As ever with these historical parallels, there are innumerable other variables that don’t mirror the past anywhere near as well. However, this comparison is not so much aiming to suggest that 2024 might be a full repeat of 1912, as to offer a glimpse into the danger that a full split could cause for the GOP if DeSantis and Trump really did divide the vote come November 2024.

Trump and DeSantis started as allies. Many, including Trump, felt that Trump’s backing won the Florida gubernatorial race for DeSantis in 2018. DeSantis appeared to be a Trump true-believer. Trump did not want to retire quietly, and he doesn’t seem to like how DeSantis has “betrayed” him. They are now running against each other for the nomination, and Trump has been criticising “Ron DeSanctimonious” for months, while DeSantis has remained largely passive in his response. There is an echo of the past here for sure, even if it’s a faint one thus far.
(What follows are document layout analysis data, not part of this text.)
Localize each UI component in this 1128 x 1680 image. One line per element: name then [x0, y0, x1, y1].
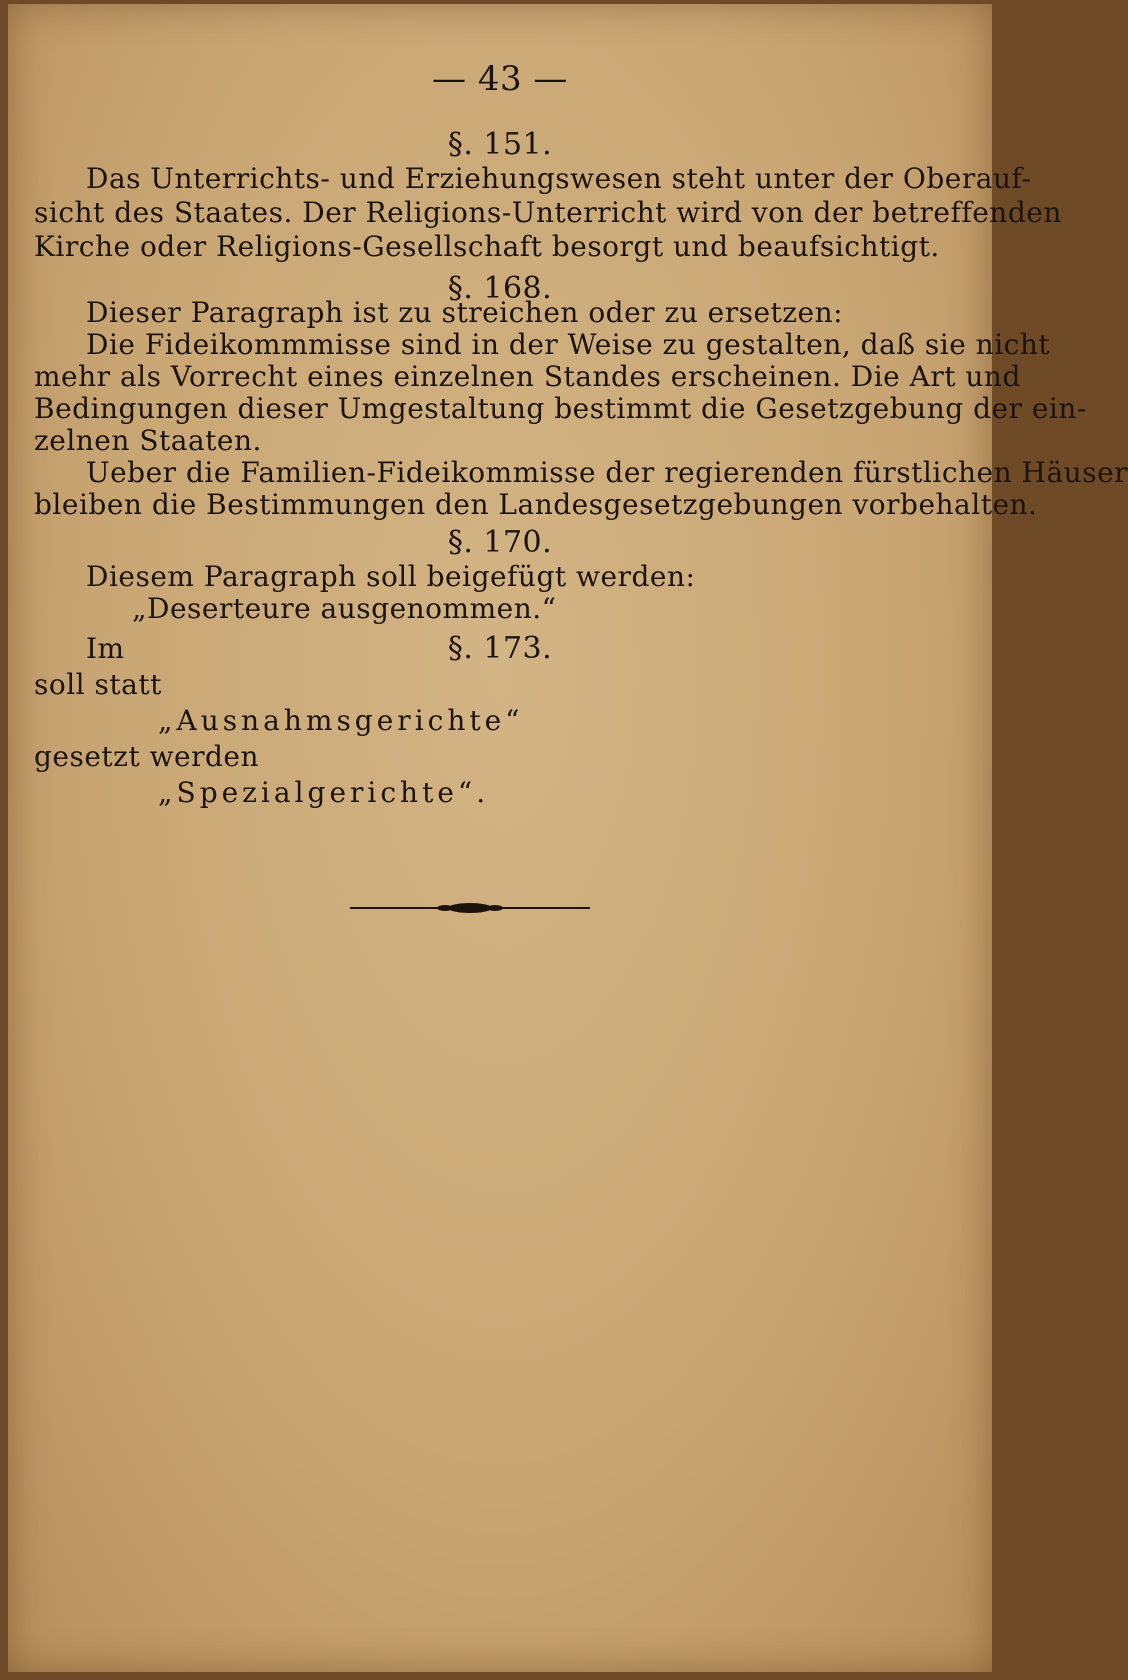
- book-page: [8, 4, 1128, 1672]
- section-168-heading: §. 168.: [447, 271, 553, 306]
- section-151-line: Das Unterrichts- und Erziehungswesen steht unter der Oberauf-: [86, 162, 1032, 195]
- section-151-line: Kirche oder Religions-Gesellschaft besorgt und beaufsichtigt.: [34, 230, 940, 263]
- section-168-line: Bedingungen dieser Umgestaltung bestimmt die Gesetzgebung der ein-: [34, 392, 1087, 425]
- section-173-prefix: Im: [86, 632, 125, 665]
- section-170-heading: §. 170.: [447, 525, 553, 560]
- section-168-line: mehr als Vorrecht eines einzelnen Standes erscheinen. Die Art und: [34, 360, 1021, 393]
- section-170-line: Diesem Paragraph soll beigefügt werden:: [86, 560, 696, 593]
- section-168-line: Ueber die Familien-Fideikommisse der regierenden fürstlichen Häuser: [86, 456, 1128, 489]
- page-number: — 43 —: [432, 59, 568, 99]
- section-151-line: sicht des Staates. Der Religions-Unterricht wird von der betreffenden: [34, 196, 1062, 229]
- section-173-line: gesetzt werden: [34, 740, 260, 773]
- section-173-line: soll statt: [34, 668, 162, 701]
- closing-ornament-rule: [350, 900, 590, 916]
- section-173-quote-new: „Spezialgerichte“.: [158, 776, 490, 809]
- section-170-quote: „Deserteure ausgenommen.“: [132, 592, 557, 625]
- section-168-line: Dieser Paragraph ist zu streichen oder zu ersetzen:: [86, 296, 844, 329]
- section-151-heading: §. 151.: [447, 127, 553, 162]
- section-168-line: Die Fideikommmisse sind in der Weise zu gestalten, daß sie nicht: [86, 328, 1051, 361]
- section-173-quote-old: „Ausnahmsgerichte“: [158, 704, 524, 737]
- section-168-line: bleiben die Bestimmungen den Landesgesetzgebungen vorbehalten.: [34, 488, 1038, 521]
- section-168-line: zelnen Staaten.: [34, 424, 262, 457]
- section-173-heading: §. 173.: [447, 631, 553, 666]
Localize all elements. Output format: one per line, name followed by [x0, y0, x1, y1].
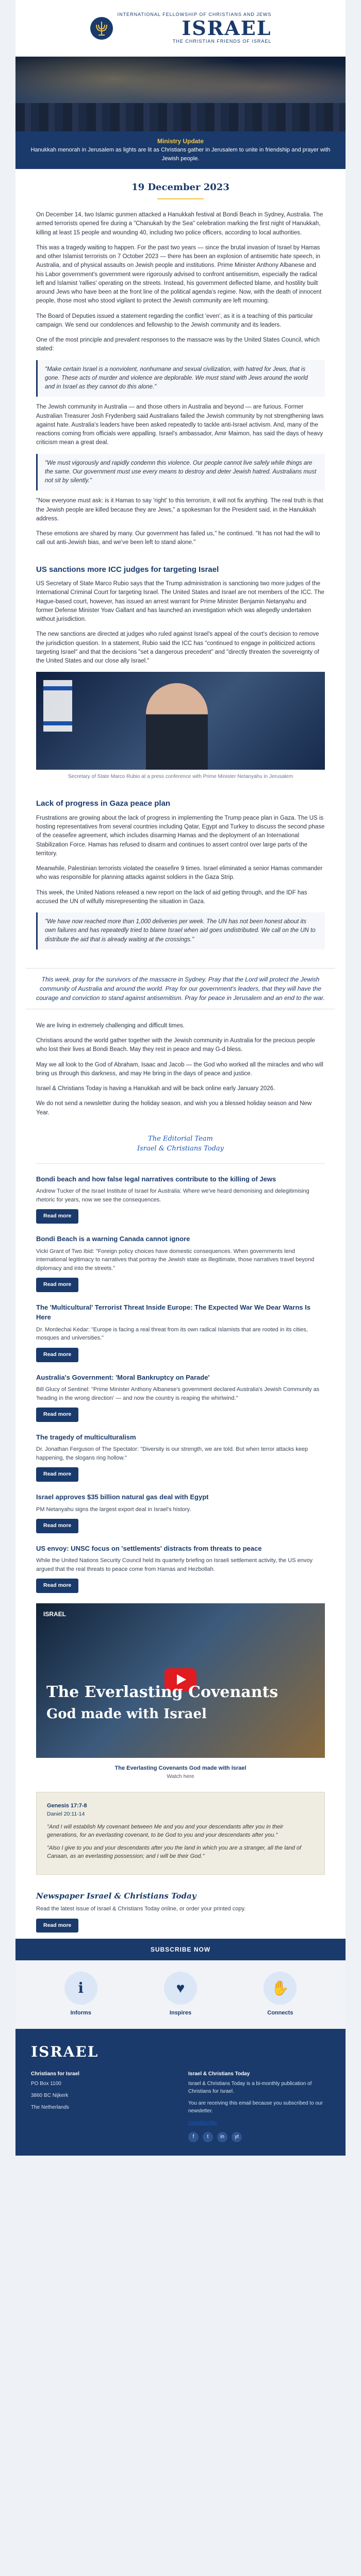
- read-more-button[interactable]: Read more: [36, 1348, 78, 1362]
- news-item: [15, 1369, 346, 1429]
- closing-section: [15, 1016, 346, 1129]
- read-more-button[interactable]: Read more: [36, 1519, 78, 1533]
- news-title: Australia's Government: 'Moral Bankruptcy on Parade': [36, 1373, 210, 1381]
- intro-quote: "We must vigorously and rapidly condemn this violence. Our people cannot live safely while things are the same. Our government must use every means to destroy and deter Jewish hatred. Australians must not sit by silently.": [36, 454, 325, 491]
- icc-paragraph: The new sanctions are directed at judges who ruled against Israel's appeal of the court's decision to remove the jurisdiction question. In a statement, Rubio said the ICC has "continued to engage in politicized actions targeting Israel" and that the decisions "set a dangerous precedent" and "directly threaten the sovereignty of the United States and our close ally Israel.": [36, 631, 319, 664]
- read-more-button[interactable]: Read more: [36, 1467, 78, 1482]
- news-body: Dr. Jonathan Ferguson of The Spectator: "Diversity is our strength, we are told. But when terror attacks keep happening, the slogans ring hollow.": [36, 1446, 308, 1461]
- info-icon: ℹ: [64, 1972, 97, 2005]
- news-title: US envoy: UNSC focus on 'settlements' distracts from threats to peace: [36, 1544, 262, 1552]
- news-item: [15, 1299, 346, 1369]
- footer-address-line: 3860 BC Nijkerk: [31, 2092, 69, 2098]
- scripture-reference-secondary: Daniel 20:11-14: [47, 1810, 85, 1817]
- footer-info-text: Israel & Christians Today is a bi-monthly publication of Christians for Israel.: [188, 2080, 312, 2094]
- video-brand: ISRAEL: [43, 1611, 67, 1618]
- news-title: The tragedy of multiculturalism: [36, 1433, 136, 1441]
- intro-paragraph: The Board of Deputies issued a statement regarding the conflict 'even', as it is a teaching of this particular campaign. We send our condolences and fellowship to the Jewish community and its leaders.: [36, 313, 313, 328]
- heart-icon: ♥: [164, 1972, 197, 2005]
- intro-paragraph: These emotions are shared by many. Our government has failed us," he continued. "It has not had the will to call out anti-Jewish bias, and we've been left to stand alone.": [36, 531, 320, 546]
- rubio-photo: [36, 672, 325, 770]
- read-more-button[interactable]: Read more: [36, 1579, 78, 1593]
- news-item: [15, 1489, 346, 1540]
- video-title-line-1: The Everlasting Covenants: [46, 1683, 278, 1701]
- closing-paragraph: May we all look to the God of Abraham, Isaac and Jacob — the God who worked all the miracles and who will bring us through this darkness, and may He bring in the days of peace and justice.: [36, 1061, 323, 1077]
- intro-paragraph: This was a tragedy waiting to happen. For the past two years — since the brutal invasion of Israel by Hamas and other Islamist terrorists on 7 October 2023 — there has been an explosion of antisemitic hate speech, in Australia, and of physical assaults on Jewish people and institutions. Prime Minister Anthony Albanese and his Labor government's government were rigorously advised to confront antisemitism, especially the radical left and Islamist 'rallies' operating on the streets. Instead, his government deflected blame, and hostility built around Jews who have been at the front line of the political agenda's regime. Now, with the death of innocent people, those most who stood vigilant to protect the Jewish community are left mourning.: [36, 244, 322, 304]
- scripture-verse: "And I will establish My covenant between Me and you and your descendants after you in their generations, for an everlasting covenant, to be God to you and your descendants after you.": [47, 1823, 284, 1838]
- signoff: [15, 1134, 346, 1154]
- newspaper-body: Read the latest issue of Israel & Christians Today online, or order your printed copy.: [36, 1906, 246, 1912]
- video-watch-link[interactable]: Watch here: [167, 1773, 194, 1780]
- value-label: Inspires: [169, 2010, 192, 2016]
- icc-section: [15, 559, 346, 793]
- values-row: [15, 1960, 346, 2029]
- closing-paragraph: Christians around the world gather together with the Jewish community in Australia for the precious people who lost their lives at Bondi Beach. May they rest in peace and may G-d bless.: [36, 1038, 315, 1053]
- news-body: Dr. Mordechai Kedar: "Europe is facing a real threat from its own radical Islamists that are rooted in its cities, mosques and universities.": [36, 1326, 308, 1342]
- news-list: [15, 1171, 346, 1600]
- hero-caption: [15, 131, 346, 169]
- scripture-reference: Genesis 17:7-8: [47, 1803, 87, 1809]
- news-title: Israel approves $35 billion natural gas deal with Egypt: [36, 1493, 209, 1501]
- footer-logo[interactable]: ISRAEL: [31, 2043, 99, 2060]
- scripture-box: [36, 1792, 325, 1874]
- footer-publication-name: Israel & Christians Today: [188, 2071, 250, 2077]
- hero-image: [15, 57, 346, 131]
- date-divider: [157, 198, 204, 199]
- social-links: [188, 2132, 330, 2142]
- gaza-quote: "We have now reached more than 1,000 deliveries per week. The UN has not been honest about its own failures and has repeatedly tried to blame Israel when aid goes undistributed. We call on the UN to distribute the aid that is already waiting at the crossings.": [36, 912, 325, 950]
- footer-org-name: Christians for Israel: [31, 2071, 79, 2077]
- prayer-pullquote: This week, pray for the survivors of the massacre in Sydney. Pray that the Lord will protect the Jewish community of Australia and around the world. Pray for our government's leaders, that they will have the courage and conviction to stand against antisemitism. Pray for peace in Jerusalem and an end to the war.: [26, 968, 335, 1009]
- menorah-icon: [90, 16, 113, 40]
- subscribe-button[interactable]: SUBSCRIBE NOW: [15, 1939, 346, 1960]
- value-label: Connects: [267, 2010, 293, 2016]
- video-caption: [15, 1762, 346, 1789]
- read-more-button[interactable]: Read more: [36, 1408, 78, 1422]
- gaza-paragraph: Frustrations are growing about the lack of progress in implementing the Trump peace plan in Gaza. The US is hosting representatives from several countries including Qatar, Egypt and Turkey to discuss the second phase of the ceasefire agreement, which includes disarming Hamas and the deployment of an International Stabilization Force. Hamas has refused to disarm and continues to assert control over large parts of the territory.: [36, 815, 325, 857]
- newsletter: [15, 0, 346, 2156]
- icc-paragraph: US Secretary of State Marco Rubio says that the Trump administration is sanctioning two more judges of the International Criminal Court for targeting Israel. The United States and Israel are not members of the ICC. The Hague-based court, however, has issued an arrest warrant for Prime Minister Benjamin Netanyahu and former Defense Minister Yoav Gallant and has launched an investigation which was allegedly undertaken without jurisdiction.: [36, 581, 324, 622]
- video-caption-title: The Everlasting Covenants God made with Israel: [114, 1765, 247, 1771]
- unsubscribe-link[interactable]: Unsubscribe: [188, 2120, 217, 2126]
- news-item: [15, 1171, 346, 1231]
- closing-paragraph: We are living in extremely challenging and difficult times.: [36, 1022, 185, 1029]
- hero-kicker: Ministry Update: [157, 138, 204, 145]
- value-label: Informs: [70, 2010, 91, 2016]
- youtube-icon[interactable]: yt: [232, 2132, 242, 2142]
- scripture-verse: "Also I give to you and your descendants after you the land in which you are a stranger, all the land of Canaan, as an everlasting possession; and I will be their God.": [47, 1844, 302, 1859]
- photo-caption: Secretary of State Marco Rubio at a press conference with Prime Minister Netanyahu in Jerusalem: [68, 774, 293, 780]
- intro-paragraph: The Jewish community in Australia — and those others in Australia and beyond — are furious. Former Australian Treasurer Josh Frydenberg said Australians failed the Jewish community by not strengthening laws against hate. Australia's leaders have been asked repeatedly to tackle anti-Israel activism. And, many of the reactions coming from officials were appalling. Israel's ambassador, Amir Maimon, has said the days of heavy criticism mean a great deal.: [36, 404, 324, 446]
- read-more-button[interactable]: Read more: [36, 1209, 78, 1224]
- footer: [15, 2029, 346, 2156]
- news-item: [15, 1540, 346, 1600]
- news-title: Bondi beach and how false legal narratives contribute to the killing of Jews: [36, 1175, 276, 1183]
- masthead: [15, 0, 346, 57]
- gaza-paragraph: This week, the United Nations released a new report on the lack of aid getting through, and the IDF has accused the UN of wilfully misrepresenting the situation in Gaza.: [36, 889, 307, 905]
- intro-section: [15, 206, 346, 559]
- footer-address-line: The Netherlands: [31, 2104, 69, 2110]
- newspaper-section: [15, 1883, 346, 1939]
- brand-logo[interactable]: [90, 11, 272, 45]
- news-body: Vicki Grant of Two Ibid: "Foreign policy choices have domestic consequences. When governments lend international legitimacy to narratives that portray the Jewish state as illegitimate, those narratives travel beyond diplomacy and into the streets.": [36, 1248, 315, 1272]
- news-body: Andrew Tucker of the Israel Institute of Israel for Australia: Where we've heard demonising and delegitimising rhetoric for years, now we see the consequences.: [36, 1188, 309, 1203]
- gaza-section: [15, 793, 346, 961]
- closing-paragraph: Israel & Christians Today is having a Hanukkah and will be back online early January 2026.: [36, 1086, 275, 1092]
- value-connects: [244, 1972, 316, 2018]
- footer-address-line: PO Box 1100: [31, 2080, 61, 2087]
- value-inspires: [144, 1972, 217, 2018]
- section-divider: [36, 1163, 325, 1164]
- video-thumbnail[interactable]: [36, 1603, 325, 1758]
- news-body: PM Netanyahu signs the largest export deal in Israel's history.: [36, 1506, 191, 1513]
- newspaper-read-more-button[interactable]: Read more: [36, 1919, 78, 1933]
- news-title: The 'Multicultural' Terrorist Threat Inside Europe: The Expected War We Dear Warns Is Here: [36, 1303, 311, 1321]
- video-title-line-2: God made with Israel: [46, 1706, 207, 1722]
- newspaper-title: Newspaper Israel & Christians Today: [36, 1891, 196, 1901]
- speaker-figure: [146, 683, 208, 770]
- news-body: While the United Nations Security Council held its quarterly briefing on Israeli settlement activity, the US envoy argued that the real threats to peace come from Hamas and Hezbollah.: [36, 1557, 313, 1572]
- signoff-publication: Israel & Christians Today: [137, 1145, 224, 1153]
- value-informs: [45, 1972, 117, 2018]
- closing-paragraph: We do not send a newsletter during the holiday season, and wish you a blessed holiday season and New Year.: [36, 1100, 312, 1116]
- intro-paragraph: One of the most principle and prevalent responses to the massacre was by the United States Council, which stated:: [36, 337, 320, 352]
- intro-quote: "Make certain Israel is a nonviolent, nonhumane and sexual civilization, with hatred for Jews, that is gone. These acts of murder and violence are deplorable. We must stand with Jews around the world and in Israel as they cannot do this alone.": [36, 360, 325, 397]
- intro-paragraph: "Now everyone must ask: is it Hamas to say 'right' to this terrorism, it will not fix anything. The real truth is that the Jewish people are killed because they are Jews," a spokesman for the President said, in the Hanukkah address.: [36, 498, 323, 522]
- footer-info-text: You are receiving this email because you subscribed to our newsletter.: [188, 2100, 323, 2114]
- hero-caption-text: Hanukkah menorah in Jerusalem as lights are lit as Christians gather in Jerusalem to unite in friendship and prayer with Jewish people.: [30, 147, 331, 162]
- israel-flag-icon: [43, 680, 72, 732]
- intro-paragraph: On December 14, two Islamic gunmen attacked a Hanukkah festival at Bondi Beach in Sydney, Australia. The armed terrorists opened fire during a "Chanukah by the Sea" celebration marking the first night of Hanukkah, killing at least 15 people and wounding 40, including two police officers, according to local authorities.: [36, 212, 323, 236]
- news-item: [15, 1429, 346, 1489]
- footer-address: [31, 2070, 173, 2142]
- signoff-team: The Editorial Team: [148, 1134, 213, 1143]
- issue-date: [15, 169, 346, 206]
- brand-name: ISRAEL: [182, 16, 272, 40]
- linkedin-icon[interactable]: in: [217, 2132, 227, 2142]
- brand-tagline: THE CHRISTIAN FRIENDS OF ISRAEL: [172, 38, 272, 44]
- footer-info: [188, 2070, 330, 2142]
- gaza-headline: Lack of progress in Gaza peace plan: [36, 799, 171, 808]
- news-item: [15, 1231, 346, 1299]
- hands-icon: ✋: [264, 1972, 297, 2005]
- gaza-paragraph: Meanwhile, Palestinian terrorists violated the ceasefire 9 times. Israel eliminated a senior Hamas commander who was responsible for planning attacks against soldiers in the Gaza Strip.: [36, 866, 323, 881]
- icc-headline: US sanctions more ICC judges for targeting Israel: [36, 565, 219, 574]
- twitter-icon[interactable]: t: [203, 2132, 213, 2142]
- facebook-icon[interactable]: f: [188, 2132, 199, 2142]
- news-title: Bondi Beach is a warning Canada cannot ignore: [36, 1235, 190, 1243]
- news-body: Bill Glucy of Sentinel: "Prime Minister Anthony Albanese's government declared Australia's Jewish Community as 'heading in the wrong direction' — and now the country is reaping the whirlwind.": [36, 1386, 320, 1401]
- brand-small-line: INTERNATIONAL FELLOWSHIP OF CHRISTIANS AND JEWS: [117, 12, 272, 17]
- read-more-button[interactable]: Read more: [36, 1278, 78, 1292]
- date-text: 19 December 2023: [132, 182, 229, 193]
However, if things were to go the course, and the Convention looked like it might be decisive… if the remaining court cases against Trump were to go against him, and the Republican Party threw its weight behind DeSantis to narrowly deny Trump the nomination… then it does not seem quite so far-fetched that Trump could run as an independent. Maybe, just maybe, 2024 might see more echoes of 1912 when it arrives. If so, then President Biden will no doubt be happily ordering copies of James Chace’s 1912 or Lewis Gould’s Four Hats in the Ring, and merrily assessing his chances in a three-horse race come next November.